A principios de junio, el tiempo tuvo una alteración regresiva. Del norte soplaron vientos fríos, y de nuevo, como en las mañanas invernales, se hizo el agua hielo en las junturas de las piedras. Lucio hubo de levantarse bien entrado el día, de renunciar a las escenas geórgicas del establo, donde la mansedumbre de los ojos bovinos parecía interrogar por aquel que acariciaba el cobrizo testuz, mientras el tesoro de las ubres desbordábase en el jarro coronado de espuma humeante y blanca.
Aquella mañana, cuando la hermana fue a llevarle el desayuno, él no estaba despierto como de costumbre. Tuvo que llamarle blandamente:
—Lucio... Lucio.
Tardó bastante tiempo en despertar.
—¡Perezoso, despierta!... Lucio...
Luego de abrir los ojos, incorporose para preguntar a la hermana:
—¿Hace mucho rato que estás?... ¿Cuándo viniste?
—Acabo de entrar ahora... ¿No has descansado bien?
—¿Te han visto?... ¿Te ha conocido alguien al venir?
—Pero ¡qué dices!
—¡Oh, sí lo supieran..., sí supieran que habías llegado...!
Ella vio en el fondo de sus ojos dos llamas siniestras, y quiso huir; pero él, felino y rápido, saltó del lecho. Fuese hacia ella, y mientras le desgarraba los vestidos, oprimiole con su boca la boca, sin dejarla gritar.

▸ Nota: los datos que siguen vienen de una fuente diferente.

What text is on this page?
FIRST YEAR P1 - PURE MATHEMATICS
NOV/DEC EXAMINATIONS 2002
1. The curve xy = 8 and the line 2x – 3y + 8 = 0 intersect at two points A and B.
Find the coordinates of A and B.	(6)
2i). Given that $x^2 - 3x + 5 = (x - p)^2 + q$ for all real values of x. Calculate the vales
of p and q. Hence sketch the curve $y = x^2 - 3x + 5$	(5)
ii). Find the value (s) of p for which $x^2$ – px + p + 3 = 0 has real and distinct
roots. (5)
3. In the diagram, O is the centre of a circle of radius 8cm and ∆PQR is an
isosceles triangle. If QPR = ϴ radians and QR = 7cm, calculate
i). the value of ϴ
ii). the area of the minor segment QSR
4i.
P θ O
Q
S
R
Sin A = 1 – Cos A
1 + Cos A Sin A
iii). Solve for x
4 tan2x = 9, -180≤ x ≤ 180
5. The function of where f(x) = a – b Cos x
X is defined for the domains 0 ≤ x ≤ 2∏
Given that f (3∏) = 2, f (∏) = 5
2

—¡Lucio!... ¡Suéltame!... ¡Qué horror, qué horror!
Lucharon largo tiempo. Ella se defendía desesperadamente, dándose cuenta de la probable monstruosidad. Él, multiplicando sus ataques, combábase sobre ella, frenético. En la estancia solo se oían las respiraciones jadeantes; por el suelo esparcíanse los jirones de tela; en la carne, las manos imprimían hondas huellas moradas.
Hubo un momento en el cual todo el cuerpo de la hermana sintió el contacto del cuerpo de Lucio, en tanto se ensangrentaban sus labios bajo los labios del sátiro.
Entonces, inconsciente ya, le atenazó el cuello para repelerle.
Aún lucharon algunos segundos.
Ella apretaba con fuerza, con todas sus fuerzas, hasta que pudo comprender que ya solo ella oprimía... Pero, luego, sus gritos resonaron afuera clamorosos y trágicos.
Y el polvo que levantó el cadáver de Lucio al batirse contra el suelo se hizo luminoso en un rayo de sol.